Let’s get back to Peterson. His take seems to be that there is an established Judeo-Christian culture and every step that we take away from it is somehow a dissolution of western culture and that’s somehow bad. Except that’s not how culture works. It’s never been how culture worked. Culture, like morals (I’ll come back to that soon, I promise), is a moving target. It’s not something static that exists beyond human understanding, it’s something that exists in a specific form at a specific moment in time. Western culture isn’t dissolving as Peterson seems to think, it’s evolving. It’s always evolving. It isn’t what it was 10 years ago and it isn’t what it will be in another 10 years. That’s not how reality works.
Now I promised to get back to Matt Dillahunty’s slavery screed and here’s where it ties in because he does largely the same thing. Others do as well, don’t get me wrong, he’s just a visible proponent of this kind of thinking and he’s just as wrong as Jordan Peterson.
Just because you are convinced that your current views are the best views ever, that doesn’t mean anything. At the time when slavery was acceptable, whether you’re talking about Biblical times or the American slave trade, the views then were the views that existed. They probably thought in a manner similar to what Matt does. Slavery is fine and always will be! It say so in the Bible! Their source and their reasoning told them that it was eternally true. Then, times changed. Slavery was no longer acceptable and now Matt is doing the same thing that they were. Slavery has never been acceptable and it never will be acceptable, so there. His current views, colored by his culture and society, have him making universal proclamations that he simply cannot rationally back up.
Here’s the thing that a lot of people simply can’t understand. There is no universal right or wrong. There is no eternal moral or immoral. There is only now. We can only make decisions about what we consider right or wrong, moral or immoral now, based on the world which we live in today. In 20 years, it could be different. 20 years ago, it certainly was. It’s the people who think that now is representative of forever that have problems and people like Matt and apparently Jordan absolutely fit into that category.

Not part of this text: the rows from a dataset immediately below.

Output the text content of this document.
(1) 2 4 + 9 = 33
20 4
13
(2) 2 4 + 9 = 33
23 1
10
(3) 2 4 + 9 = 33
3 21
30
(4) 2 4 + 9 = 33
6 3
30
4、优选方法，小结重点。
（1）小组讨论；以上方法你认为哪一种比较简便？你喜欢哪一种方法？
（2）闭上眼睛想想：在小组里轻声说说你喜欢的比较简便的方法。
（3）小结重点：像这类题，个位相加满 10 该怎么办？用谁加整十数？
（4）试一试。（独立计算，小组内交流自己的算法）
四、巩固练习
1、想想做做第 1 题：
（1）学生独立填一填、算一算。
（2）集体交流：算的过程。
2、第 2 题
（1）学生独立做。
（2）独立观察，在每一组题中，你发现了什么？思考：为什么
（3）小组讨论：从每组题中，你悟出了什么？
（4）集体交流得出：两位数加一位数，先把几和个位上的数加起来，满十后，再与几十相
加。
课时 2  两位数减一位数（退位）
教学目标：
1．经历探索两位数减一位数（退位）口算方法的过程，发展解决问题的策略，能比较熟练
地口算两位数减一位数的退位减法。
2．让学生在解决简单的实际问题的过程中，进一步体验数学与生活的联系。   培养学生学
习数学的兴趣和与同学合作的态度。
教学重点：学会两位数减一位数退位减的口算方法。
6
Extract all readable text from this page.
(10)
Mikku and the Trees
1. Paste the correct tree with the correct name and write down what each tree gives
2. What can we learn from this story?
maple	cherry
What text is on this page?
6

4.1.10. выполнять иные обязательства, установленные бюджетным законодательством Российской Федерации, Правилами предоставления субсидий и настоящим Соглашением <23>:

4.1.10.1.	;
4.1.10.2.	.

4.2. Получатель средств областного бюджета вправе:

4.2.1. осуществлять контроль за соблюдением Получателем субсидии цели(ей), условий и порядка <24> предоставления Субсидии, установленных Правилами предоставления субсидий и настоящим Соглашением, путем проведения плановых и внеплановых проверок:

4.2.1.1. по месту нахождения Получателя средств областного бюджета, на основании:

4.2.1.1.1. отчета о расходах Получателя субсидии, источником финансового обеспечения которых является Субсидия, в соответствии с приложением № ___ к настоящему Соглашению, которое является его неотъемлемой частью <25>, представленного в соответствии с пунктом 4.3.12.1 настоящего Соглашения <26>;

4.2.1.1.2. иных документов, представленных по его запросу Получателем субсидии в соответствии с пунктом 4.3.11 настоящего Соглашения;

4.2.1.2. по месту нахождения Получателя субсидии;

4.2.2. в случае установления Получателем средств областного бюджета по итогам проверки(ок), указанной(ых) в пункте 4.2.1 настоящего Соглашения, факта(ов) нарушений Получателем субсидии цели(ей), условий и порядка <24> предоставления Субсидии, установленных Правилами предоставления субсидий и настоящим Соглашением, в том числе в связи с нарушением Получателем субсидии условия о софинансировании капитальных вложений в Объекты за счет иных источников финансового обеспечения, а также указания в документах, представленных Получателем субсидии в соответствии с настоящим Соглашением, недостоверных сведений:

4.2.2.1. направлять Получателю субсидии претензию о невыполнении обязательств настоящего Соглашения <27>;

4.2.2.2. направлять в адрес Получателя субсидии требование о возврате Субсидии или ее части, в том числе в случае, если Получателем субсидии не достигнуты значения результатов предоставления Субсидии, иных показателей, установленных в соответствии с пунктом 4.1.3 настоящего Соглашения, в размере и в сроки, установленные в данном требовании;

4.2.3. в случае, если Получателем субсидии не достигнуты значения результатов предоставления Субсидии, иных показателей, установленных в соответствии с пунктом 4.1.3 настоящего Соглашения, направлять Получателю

We are all a product of our environment. We always have been and always will be. Had Matt lived 200 years ago at the height of the American slave trade, he probably would have been a Christian and he might very well have been a slave owner, based on where he currently lives. There’s nothing “wrong” with that because that would have been the culture in which he lived, it would have been the norm where he grew up and whether anyone likes it or not, we are all colored by our surroundings. If I lived where my family was from back in the day, I probably wouldn’t have owned slaves because we were in the north, but that doesn’t make me better than him. I almost certainly would have been a Christian too. That’s just the reality of it.
Yet today, we get far too many people, like Matt and Jordan, who are convinced that there’s one way that things are “supposed to be” and that’s not really how any of it works. There isn’t a “supposed to”, there’s an “is”. This is how it is. How you react to it, that’s often up to factors completely or mostly beyond your control. You might be convinced that your current position is the best idea that you could ever possibly have, but that’s influenced by things like your upbringing and your surroundings and the ideas that you have access to. I’m sure that Matt was completely convinced that Christianity was absolutely correct, back when he was a theist, just like I did. Today, both of us are convinced that we were wrong. Things change. Clinging desperately to the emotionally comforting and not understanding the reality, it does no good for anyone.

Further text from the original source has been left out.